Pero hay días especiales en la vida. Me estoy refiriendo a esas jornadas en las que el destino, hábil avasallador, se te echa encima sin previo aviso. Para que se me entienda, es como si, al despertarte una mañana, te enteraras por la radio de que han adelantado un mes el plazo para la liquidación trimestral de IVA. En esos casos, llorar o beber.

El 18 de marzo escogí beber.

A la salud de mi padre.

El pobre murió como siempre, sin dar la lata, casi pidiendo disculpas por las molestias causadas. Había contratado un seguro completo de deceso, que llevaba décadas pagando. Como había que rellenar todas las cláusulas, él mismo había seleccionado el modelo de ataúd (tapa de cristal incluida), elegido la lápida de mármol y redactado la esquela del periódico. Todo preparado, a la espera de cincelar la fecha definitiva, que finalmente fue el dieciocho del tres, víspera de San José, de quien, por cierto, era muy devoto.

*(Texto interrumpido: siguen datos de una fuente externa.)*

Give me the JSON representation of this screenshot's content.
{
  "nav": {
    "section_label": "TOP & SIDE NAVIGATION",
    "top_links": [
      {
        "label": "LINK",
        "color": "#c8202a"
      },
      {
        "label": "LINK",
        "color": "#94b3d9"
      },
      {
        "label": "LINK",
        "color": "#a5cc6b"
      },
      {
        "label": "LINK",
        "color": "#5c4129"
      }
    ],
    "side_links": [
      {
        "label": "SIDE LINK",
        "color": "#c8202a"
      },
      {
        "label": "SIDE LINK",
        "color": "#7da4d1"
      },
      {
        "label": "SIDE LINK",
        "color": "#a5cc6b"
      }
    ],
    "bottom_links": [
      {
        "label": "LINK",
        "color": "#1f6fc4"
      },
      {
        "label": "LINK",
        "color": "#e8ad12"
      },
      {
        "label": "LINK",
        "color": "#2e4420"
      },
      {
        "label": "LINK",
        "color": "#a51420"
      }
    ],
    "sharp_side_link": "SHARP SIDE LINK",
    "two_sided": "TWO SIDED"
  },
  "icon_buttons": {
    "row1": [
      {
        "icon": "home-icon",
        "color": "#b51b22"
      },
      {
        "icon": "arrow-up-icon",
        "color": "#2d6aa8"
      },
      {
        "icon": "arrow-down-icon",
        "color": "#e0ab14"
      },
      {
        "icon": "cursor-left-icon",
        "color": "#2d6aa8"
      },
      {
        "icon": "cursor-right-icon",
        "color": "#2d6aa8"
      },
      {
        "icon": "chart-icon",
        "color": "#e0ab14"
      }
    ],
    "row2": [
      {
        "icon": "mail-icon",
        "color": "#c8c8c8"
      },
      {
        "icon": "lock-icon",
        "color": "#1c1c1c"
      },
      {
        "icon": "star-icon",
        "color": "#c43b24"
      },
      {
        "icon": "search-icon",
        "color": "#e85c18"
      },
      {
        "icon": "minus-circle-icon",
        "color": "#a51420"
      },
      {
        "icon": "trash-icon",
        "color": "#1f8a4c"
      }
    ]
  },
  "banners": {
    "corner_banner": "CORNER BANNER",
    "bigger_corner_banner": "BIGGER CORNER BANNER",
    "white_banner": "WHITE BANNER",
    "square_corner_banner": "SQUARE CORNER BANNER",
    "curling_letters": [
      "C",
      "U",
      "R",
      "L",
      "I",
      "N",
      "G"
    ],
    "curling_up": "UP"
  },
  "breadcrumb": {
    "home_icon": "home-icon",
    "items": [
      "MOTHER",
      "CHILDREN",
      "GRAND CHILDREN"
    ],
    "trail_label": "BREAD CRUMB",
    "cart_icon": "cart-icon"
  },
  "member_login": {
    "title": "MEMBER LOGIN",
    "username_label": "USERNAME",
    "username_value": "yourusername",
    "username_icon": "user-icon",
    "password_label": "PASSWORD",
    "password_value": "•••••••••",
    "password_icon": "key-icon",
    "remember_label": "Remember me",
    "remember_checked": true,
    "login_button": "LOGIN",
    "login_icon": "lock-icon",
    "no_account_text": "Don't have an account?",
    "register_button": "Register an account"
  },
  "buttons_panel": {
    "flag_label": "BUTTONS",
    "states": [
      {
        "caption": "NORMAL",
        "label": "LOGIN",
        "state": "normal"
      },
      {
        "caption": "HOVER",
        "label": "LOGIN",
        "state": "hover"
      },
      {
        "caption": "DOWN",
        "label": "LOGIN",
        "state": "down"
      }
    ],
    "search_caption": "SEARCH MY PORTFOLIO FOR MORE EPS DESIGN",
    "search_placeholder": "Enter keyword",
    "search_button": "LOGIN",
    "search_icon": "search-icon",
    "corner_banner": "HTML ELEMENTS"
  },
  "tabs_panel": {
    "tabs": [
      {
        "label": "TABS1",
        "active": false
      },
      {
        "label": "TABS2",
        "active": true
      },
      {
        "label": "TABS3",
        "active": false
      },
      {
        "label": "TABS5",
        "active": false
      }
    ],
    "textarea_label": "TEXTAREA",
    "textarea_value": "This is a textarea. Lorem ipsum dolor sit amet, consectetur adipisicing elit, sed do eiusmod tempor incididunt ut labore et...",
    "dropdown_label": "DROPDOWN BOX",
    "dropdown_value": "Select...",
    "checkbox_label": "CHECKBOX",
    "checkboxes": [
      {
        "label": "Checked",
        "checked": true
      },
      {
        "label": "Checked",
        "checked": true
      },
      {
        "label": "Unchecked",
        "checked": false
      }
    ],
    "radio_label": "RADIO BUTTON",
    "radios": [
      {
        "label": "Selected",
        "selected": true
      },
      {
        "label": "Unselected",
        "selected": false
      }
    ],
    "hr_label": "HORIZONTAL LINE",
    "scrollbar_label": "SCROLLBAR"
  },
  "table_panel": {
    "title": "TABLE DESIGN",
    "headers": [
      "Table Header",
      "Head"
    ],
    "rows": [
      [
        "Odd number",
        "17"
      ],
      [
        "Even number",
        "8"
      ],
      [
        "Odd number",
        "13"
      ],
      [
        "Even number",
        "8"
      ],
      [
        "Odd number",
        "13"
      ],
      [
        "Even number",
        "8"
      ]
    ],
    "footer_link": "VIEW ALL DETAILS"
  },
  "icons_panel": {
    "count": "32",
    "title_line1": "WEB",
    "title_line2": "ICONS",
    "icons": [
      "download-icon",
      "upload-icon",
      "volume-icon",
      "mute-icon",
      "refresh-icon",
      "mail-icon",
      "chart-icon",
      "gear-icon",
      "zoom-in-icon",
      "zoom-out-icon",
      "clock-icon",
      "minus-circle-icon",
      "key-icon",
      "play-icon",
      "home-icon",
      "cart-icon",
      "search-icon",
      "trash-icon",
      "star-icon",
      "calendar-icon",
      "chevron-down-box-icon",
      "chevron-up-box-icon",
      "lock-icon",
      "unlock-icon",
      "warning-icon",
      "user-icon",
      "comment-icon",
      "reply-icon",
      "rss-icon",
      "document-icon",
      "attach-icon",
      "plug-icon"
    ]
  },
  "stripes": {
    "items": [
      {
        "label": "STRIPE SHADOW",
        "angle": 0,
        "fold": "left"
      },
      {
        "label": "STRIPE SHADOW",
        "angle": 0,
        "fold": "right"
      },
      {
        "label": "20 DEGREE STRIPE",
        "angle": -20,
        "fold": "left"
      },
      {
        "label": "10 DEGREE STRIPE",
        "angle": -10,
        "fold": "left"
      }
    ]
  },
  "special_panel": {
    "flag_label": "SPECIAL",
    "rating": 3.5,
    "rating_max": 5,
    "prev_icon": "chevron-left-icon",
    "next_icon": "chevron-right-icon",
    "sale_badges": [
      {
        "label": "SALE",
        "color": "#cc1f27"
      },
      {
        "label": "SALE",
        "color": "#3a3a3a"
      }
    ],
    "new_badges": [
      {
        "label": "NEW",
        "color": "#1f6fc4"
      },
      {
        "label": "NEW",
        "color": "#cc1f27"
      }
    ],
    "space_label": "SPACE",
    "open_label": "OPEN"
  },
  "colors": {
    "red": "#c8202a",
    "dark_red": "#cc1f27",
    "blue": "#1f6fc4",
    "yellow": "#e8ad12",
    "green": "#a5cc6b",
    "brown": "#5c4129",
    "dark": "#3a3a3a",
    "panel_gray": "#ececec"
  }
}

Dejó los papeles del citado seguro en su mesilla de roble, pero no dentro de uno de los cajoncitos, sino a la vista, junto a la lámpara, como si presintiera que la muerte venía a buscarle y que su torpe hijo, es decir, yo, no los encontraría. La verdad es que fue dinero bien empleado. El servicio resultó impecable. Lo primero que decían aquellos papeles era que existía un teléfono de «Asistencia 24h», algo que, teniendo en cuenta el producto, suena a tomadura de pelo. Sin embargo, llamé. Lo hice porque, amén de llorar y avisar al doctor Gervasio, el amable vecino del número seis, no sabía qué debía hacer. Los de la compañía se personaron en casa, con caja, sudario, papeles, coche fúnebre y corona de flores, y lo organizaron todo, con correcta (que no sincera) delicadeza.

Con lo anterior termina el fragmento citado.